09.05.2025 – Redaktion

Bewegendes Gedenken

Eine immerwährende Mahnung

Ein bewegendes Zeichen des Gedenkens, der Vielfalt und des starken Zusammenhalts setzte am 8. Mai die Veranstaltung in der Burg Seevetal.

Anlässlich des 80. Jahrestages der Befreiung vom Nationalsozialismus und des Endes des Zweiten Weltkrieges in Europa versammelten sich zahlreiche Bürgerinnen und Bürger, um gemeinsam innezuhalten und ein kraftvolles Zeichen für Frieden und Freiheit zu setzen.

Bürgermeisterin Emily Weede eröffnete die Gedenkfeier mit eindringlichen Worten. Sie sprach von einem „Fest des Friedens in unserem Land“, das zugleich eine „immerwährende Mahnung“ sei, sich unermüdlich für Frieden und Freiheit einzusetzen. Emily Weede schilderte sehr persönlich die Ereignisse vom 8. Mai 1945, als ihre Familie von englischen Soldaten – einst der „Feind“ – eingeladen wurde, gemeinsam auf den Frieden anzustoßen.

Sie betonte, dass an diesem Tag nicht der Sieg der Alliierten oder die Niederlage Nazi-Deutschlands im Vordergrund stand, sondern die gemeinsame, wiedererlangte Freiheit.

Auch der stellvertretende Gemeindearchivar Dr. Jörn Lindner regte mit seiner Frage „Ist es ein Tag der Befreiung oder der Kapitulation?“ zum Nachdenken an. Er unterstrich, dass Geschichte zwar unveränderlich sei, die Art und Weise ihrer Erzählung und Wahrnehmung jedoch sehr wohl. Im Rahmen des von Emily Weede initiierten Forschungsprojektes „Die Gemeinden des heutigen Seevetal im Nationalsozialismus“ präsentierte er erste, bisher zum Teil unbekannte Erkenntnisse. So beleuchtete er, dass die kleinen Dörfer, wie Hörsten oder Fleestedt, nicht das direkte Ziel alliierter Luftangriffe waren, sondern vielmehr Not- oder Fehlwürfe, die der Rüstungsindustrie in Harburg, Wilhelmsburg und Hamburg galten.
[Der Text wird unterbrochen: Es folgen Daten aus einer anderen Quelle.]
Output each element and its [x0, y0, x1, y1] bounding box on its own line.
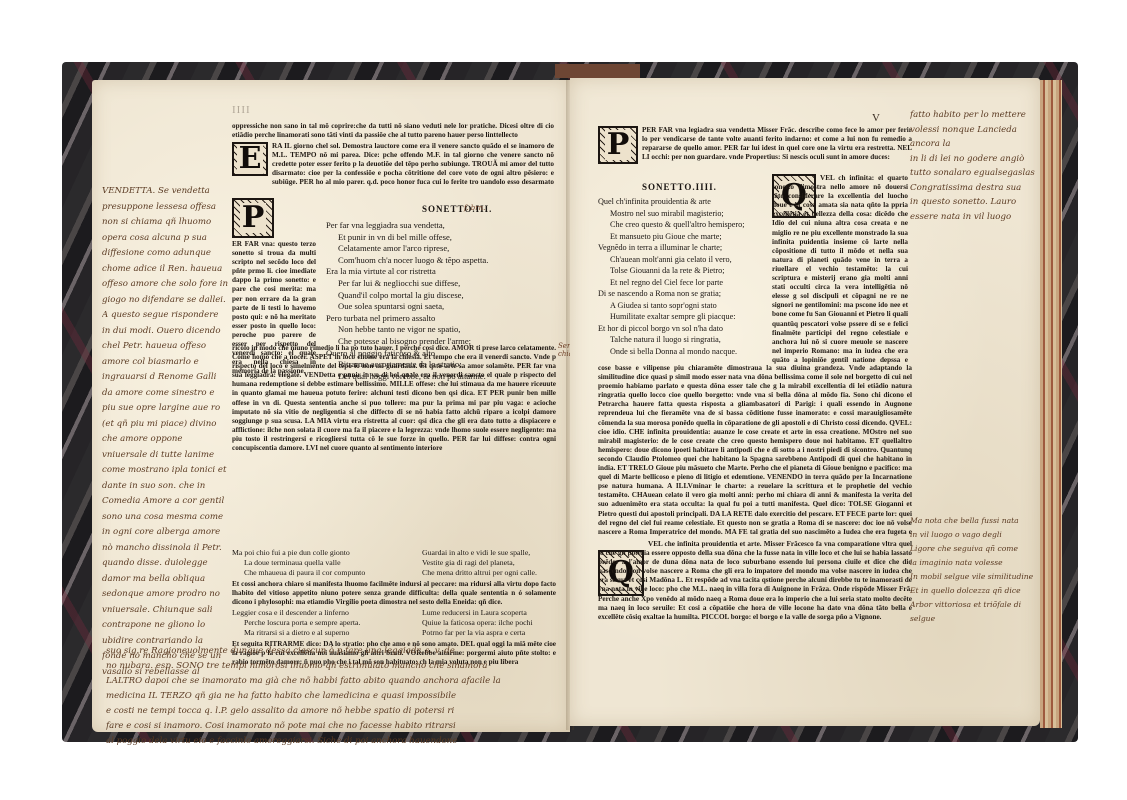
manuscript-line: essere nata in vil luogo	[910, 210, 1036, 225]
manuscript-line: fatto habito per lo mettere	[910, 108, 1036, 123]
verse-line: Di se nascendo a Roma non se gratia;	[598, 288, 745, 300]
right-commentary-bottom: VEL che infinita prouidentia et arte. Mi…	[598, 540, 912, 636]
verse-line: Celatamente amor l'arco riprese,	[326, 243, 488, 255]
manuscript-line: in li di lei no godere angiò	[910, 152, 1036, 167]
manuscript-annotation-left-margin: VENDETTA. Se vendetta presuppone lessesa…	[102, 184, 228, 674]
inferno-quotation: Ma poi chio fui a pie dun colle giontoGu…	[232, 548, 537, 578]
aeneid-quotation: Leggier cosa e il descender a linfernoLu…	[232, 608, 533, 638]
manuscript-line: fare e cosi si inamoro. Cosi inamorato n…	[106, 719, 556, 734]
verse-line: Per far lui & negliocchi sue diffese,	[326, 278, 488, 290]
left-folio-number: IIII	[232, 104, 251, 116]
right-page: V P PER FAR vna legiadra sua vendetta Mi…	[570, 78, 1040, 726]
verse-line: Quel ch'infinita prouidentia & arte	[598, 196, 745, 208]
verse-line: Pero turbata nel primero assalto	[326, 313, 488, 325]
verse-line: Com'huom ch'a nocer luogo & tẽpo aspetta…	[326, 255, 488, 267]
manuscript-line: ancora la	[910, 137, 1036, 152]
verse-line: Talche natura il luogo si ringratia,	[598, 334, 745, 346]
decorated-initial-e: E	[232, 142, 268, 176]
verse-line: Vegnẽdo in terra a illuminar le charte;	[598, 242, 745, 254]
verse-line: Humilitate exaltar sempre gli piacque:	[598, 311, 745, 323]
left-page: IIII oppressiche non sano in tal mõ copr…	[92, 80, 570, 732]
manuscript-annotation-top-right: fatto habito per lo mettere volessi nonq…	[910, 108, 1036, 224]
marginal-note-top: f. brn.	[464, 204, 485, 212]
sonnet-iiii-title: SONETTO.IIII.	[642, 182, 717, 192]
verse-line: Onde si bella Donna al mondo nacque.	[598, 346, 745, 358]
manuscript-line: tutto sonalaro egualsegaslas	[910, 166, 1036, 181]
manuscript-line: in vil luogo o vago degli	[910, 528, 1036, 542]
right-commentary-main: cose basse e vilipense piu chiaramẽte di…	[598, 364, 912, 536]
sonnet-iiii-verses: Quel ch'infinita prouidentia & arte Most…	[598, 196, 745, 357]
verse-line: Non hebbe tanto ne vigor ne spatio,	[326, 324, 488, 336]
left-commentary-top: oppressiche non sano in tal mõ coprire:c…	[232, 122, 554, 142]
verse-line: Per far vna leggiadra sua vendetta,	[326, 220, 488, 232]
manuscript-line: e costi ne tempi tocca q. l.P. gelo assa…	[106, 704, 556, 719]
manuscript-line: in questo sonetto. Lauro	[910, 195, 1036, 210]
manuscript-line: Arbor vittoriosa et triõfale di selgue	[910, 598, 1036, 626]
verse-line: Quand'il colpo mortal la giu discese,	[326, 290, 488, 302]
manuscript-line: LALTRO dapoi che se inamorato ma già che…	[106, 674, 556, 689]
right-commentary-top: PER FAR vna legiadra sua vendetta Misser…	[642, 126, 912, 164]
manuscript-annotation-mid-right: Ma nota che bella fussi nata in vil luog…	[910, 514, 1036, 626]
decorated-initial-p-right: P	[598, 126, 638, 164]
verse-line: Et nel regno del Ciel fece lor parte	[598, 277, 745, 289]
manuscript-line: medicina IL TERZO qñ gia ne ha fatto hab…	[106, 689, 556, 704]
verse-line: Et mansueto piu Gioue che marte;	[598, 231, 745, 243]
verse-line: Mostro nel suo mirabil magisterio;	[598, 208, 745, 220]
manuscript-annotation-bottom: suo sig.re Ragioneuolmente dunque dessa …	[106, 644, 556, 749]
manuscript-line: Ligore che seguiva qñ come	[910, 542, 1036, 556]
verse-line: Era la mia virtute al cor ristretta	[326, 266, 488, 278]
manuscript-line: Ma nota che bella fussi nata	[910, 514, 1036, 528]
book-spine	[555, 64, 640, 78]
page-fore-edge	[1040, 80, 1062, 728]
manuscript-line: Congratissima destra sua	[910, 181, 1036, 196]
left-commentary-after-inferno: Et cossi anchora chiaro si manifesta lhu…	[232, 580, 556, 608]
verse-line: Et hor di piccol borgo vn sol n'ha dato	[598, 323, 745, 335]
right-folio-number: V	[872, 112, 881, 124]
verse-line: Tolse Giouanni da la rete & Pietro;	[598, 265, 745, 277]
verse-line: A Giudea si tanto sopr'ogni stato	[598, 300, 745, 312]
verse-line: Che creo questo & quell'altro hemispero;	[598, 219, 745, 231]
verse-line: Ch'auean molt'anni gia celato il vero,	[598, 254, 745, 266]
manuscript-line: suo sig.re Ragioneuolmente dunque dessa …	[106, 644, 556, 659]
manuscript-line: Et in quello dolcezza qñ dice	[910, 584, 1036, 598]
manuscript-line: In mobil selgue vile similitudine	[910, 570, 1036, 584]
manuscript-line: al poggio dela virtu eio e faccinlo amor…	[106, 734, 556, 749]
manuscript-line: no nubara. esp. SONO tre tempi nimorosi …	[106, 659, 556, 674]
verse-line: Et punir in vn di bel mille offese,	[326, 232, 488, 244]
manuscript-line: volessi nonque Lancieda	[910, 123, 1036, 138]
manuscript-line: la imaginio nata volesse	[910, 556, 1036, 570]
right-commentary-column: VEL ch infinita: el quarto sonetto dimos…	[772, 174, 908, 364]
verse-line: Oue solea spuntarsi ogni saeta,	[326, 301, 488, 313]
left-commentary-initial-e-text: RA IL giorno chel sol. Demostra lauctore…	[272, 142, 554, 188]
Eindrücklich zeichnete er die Lebenswege einzelner Menschen im NS-Regime nach und verdeutlichte die tiefgreifende Durchdringung der Gesellschaft durch neu geschaffene Ämter und Dienststellen, bevor er auf das Leid der verschiedenen Opfergruppen, politisch Verfolgte, Menschen mit psychischen Beeinträchtigungen, Zwangsarbeiter und viele mehr, einging.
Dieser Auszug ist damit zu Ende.